Metrics
Karpenter makes several metrics available in Prometheus format to allow monitoring cluster provisioning status. These metrics are available by default at karpenter.kube-system.svc.cluster.local:8080/metrics
configurable via the METRICS_PORT
environment variable documented here
Controller Runtime Metrics
controller_runtime_terminal_reconcile_errors_total
Total number of terminal reconciliation errors per controller
- Stability Level: STABLE
controller_runtime_reconcile_total
Total number of reconciliations per controller
- Stability Level: STABLE
controller_runtime_reconcile_time_seconds
Length of time per reconciliation per controller
- Stability Level: STABLE
controller_runtime_reconcile_panics_total
Total number of reconciliation panics per controller
- Stability Level: STABLE
controller_runtime_reconcile_errors_total
Total number of reconciliation errors per controller
- Stability Level: STABLE
controller_runtime_max_concurrent_reconciles
Maximum number of concurrent reconciles per controller
- Stability Level: STABLE
controller_runtime_active_workers
Number of currently used workers per controller
- Stability Level: STABLE
Workqueue Metrics
workqueue_work_duration_seconds
How long in seconds processing an item from workqueue takes.
- Stability Level: STABLE
workqueue_unfinished_work_seconds
How many seconds of work has been done that is in progress and hasn’t been observed by work_duration.
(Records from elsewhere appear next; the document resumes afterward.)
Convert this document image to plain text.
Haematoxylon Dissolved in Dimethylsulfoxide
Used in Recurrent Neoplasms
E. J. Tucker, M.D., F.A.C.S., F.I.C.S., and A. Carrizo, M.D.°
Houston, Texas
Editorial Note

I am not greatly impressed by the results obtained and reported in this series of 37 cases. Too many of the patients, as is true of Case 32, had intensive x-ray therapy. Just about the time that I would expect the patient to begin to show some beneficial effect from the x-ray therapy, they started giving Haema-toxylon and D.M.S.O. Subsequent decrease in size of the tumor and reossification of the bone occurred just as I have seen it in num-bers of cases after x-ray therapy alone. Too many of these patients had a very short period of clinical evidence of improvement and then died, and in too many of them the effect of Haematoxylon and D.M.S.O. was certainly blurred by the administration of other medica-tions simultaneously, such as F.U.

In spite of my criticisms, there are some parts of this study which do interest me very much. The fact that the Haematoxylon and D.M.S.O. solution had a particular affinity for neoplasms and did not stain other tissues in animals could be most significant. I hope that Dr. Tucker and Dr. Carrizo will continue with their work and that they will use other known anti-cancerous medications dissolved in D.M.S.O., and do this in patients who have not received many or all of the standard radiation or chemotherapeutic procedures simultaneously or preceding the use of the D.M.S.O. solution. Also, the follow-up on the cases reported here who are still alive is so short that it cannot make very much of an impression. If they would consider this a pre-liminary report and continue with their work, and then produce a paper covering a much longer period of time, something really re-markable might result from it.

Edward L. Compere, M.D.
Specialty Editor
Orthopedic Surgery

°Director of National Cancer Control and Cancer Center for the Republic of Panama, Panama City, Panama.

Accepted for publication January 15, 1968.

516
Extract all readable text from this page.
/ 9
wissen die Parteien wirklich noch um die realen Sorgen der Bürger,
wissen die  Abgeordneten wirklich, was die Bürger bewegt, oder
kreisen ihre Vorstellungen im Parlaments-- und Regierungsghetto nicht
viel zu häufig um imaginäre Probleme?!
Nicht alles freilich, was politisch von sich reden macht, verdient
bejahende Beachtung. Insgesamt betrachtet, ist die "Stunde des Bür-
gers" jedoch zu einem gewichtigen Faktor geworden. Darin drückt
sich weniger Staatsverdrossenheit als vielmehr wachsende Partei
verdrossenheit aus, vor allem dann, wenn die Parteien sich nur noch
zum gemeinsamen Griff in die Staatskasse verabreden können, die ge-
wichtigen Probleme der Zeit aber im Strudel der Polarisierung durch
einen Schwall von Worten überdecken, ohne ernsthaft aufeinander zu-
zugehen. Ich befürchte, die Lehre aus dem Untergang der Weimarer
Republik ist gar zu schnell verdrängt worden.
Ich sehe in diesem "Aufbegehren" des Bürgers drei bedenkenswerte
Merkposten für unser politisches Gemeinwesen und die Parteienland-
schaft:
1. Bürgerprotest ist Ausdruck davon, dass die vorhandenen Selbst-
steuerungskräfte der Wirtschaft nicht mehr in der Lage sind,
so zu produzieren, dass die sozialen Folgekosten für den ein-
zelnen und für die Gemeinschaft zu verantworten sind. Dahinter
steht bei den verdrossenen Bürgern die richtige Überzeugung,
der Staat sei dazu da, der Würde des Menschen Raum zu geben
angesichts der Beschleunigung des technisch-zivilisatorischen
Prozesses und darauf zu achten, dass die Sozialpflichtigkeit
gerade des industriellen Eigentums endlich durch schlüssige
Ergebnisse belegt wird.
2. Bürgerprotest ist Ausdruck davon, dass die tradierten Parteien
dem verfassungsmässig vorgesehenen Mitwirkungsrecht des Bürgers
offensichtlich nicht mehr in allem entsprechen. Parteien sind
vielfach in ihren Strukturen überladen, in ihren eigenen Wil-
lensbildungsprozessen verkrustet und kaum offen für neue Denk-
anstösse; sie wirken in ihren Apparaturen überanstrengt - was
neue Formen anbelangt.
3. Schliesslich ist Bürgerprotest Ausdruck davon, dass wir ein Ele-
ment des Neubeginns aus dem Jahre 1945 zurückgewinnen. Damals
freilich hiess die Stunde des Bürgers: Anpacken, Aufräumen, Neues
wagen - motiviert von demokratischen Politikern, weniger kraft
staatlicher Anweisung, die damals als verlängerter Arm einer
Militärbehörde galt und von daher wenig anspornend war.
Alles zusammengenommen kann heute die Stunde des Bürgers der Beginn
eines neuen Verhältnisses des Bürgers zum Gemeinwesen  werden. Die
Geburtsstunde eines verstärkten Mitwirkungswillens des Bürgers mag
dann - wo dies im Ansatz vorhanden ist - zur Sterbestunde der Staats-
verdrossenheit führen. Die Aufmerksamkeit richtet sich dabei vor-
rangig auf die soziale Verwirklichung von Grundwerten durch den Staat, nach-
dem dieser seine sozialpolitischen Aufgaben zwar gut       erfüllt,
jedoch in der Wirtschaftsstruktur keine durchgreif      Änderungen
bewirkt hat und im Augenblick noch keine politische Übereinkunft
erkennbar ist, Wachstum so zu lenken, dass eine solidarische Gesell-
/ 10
Large values indicate stuck threads. One can deduce the number of stuck threads by observing the rate at which this increases.
- Stability Level: STABLE
workqueue_retries_total
Total number of retries handled by workqueue
- Stability Level: STABLE
workqueue_queue_duration_seconds
How long in seconds an item stays in workqueue before being requested
- Stability Level: STABLE
workqueue_longest_running_processor_seconds
How many seconds has the longest running processor for workqueue been running.
- Stability Level: STABLE
workqueue_depth
Current depth of workqueue by workqueue and priority
- Stability Level: STABLE
workqueue_adds_total
Total number of adds handled by workqueue
- Stability Level: STABLE
AWS SDK Go Metrics
aws_sdk_go_request_total
The total number of AWS SDK Go requests
- Stability Level: STABLE
aws_sdk_go_request_retry_count
The total number of AWS SDK Go retry attempts per request
- Stability Level: STABLE
aws_sdk_go_request_duration_seconds
Latency of AWS SDK Go requests
- Stability Level: STABLE
aws_sdk_go_request_attempt_total
The total number of AWS SDK Go request attempts
- Stability Level: STABLE
aws_sdk_go_request_attempt_duration_seconds
Latency of AWS SDK Go request attempts
- Stability Level: STABLE
Leader Election Metrics
leader_election_slowpath_total
Total number of slow path exercised in renewing leader leases. ’name’ is the string used to identify the lease. Please make sure to group by name.
- Stability Level: STABLE
leader_election_master_status
Gauge of if the reporting system is master of the relevant lease, 0 indicates backup, 1 indicates master. ’name’ is the string used to identify the lease. Please make sure to group by name.
- Stability Level: STABLE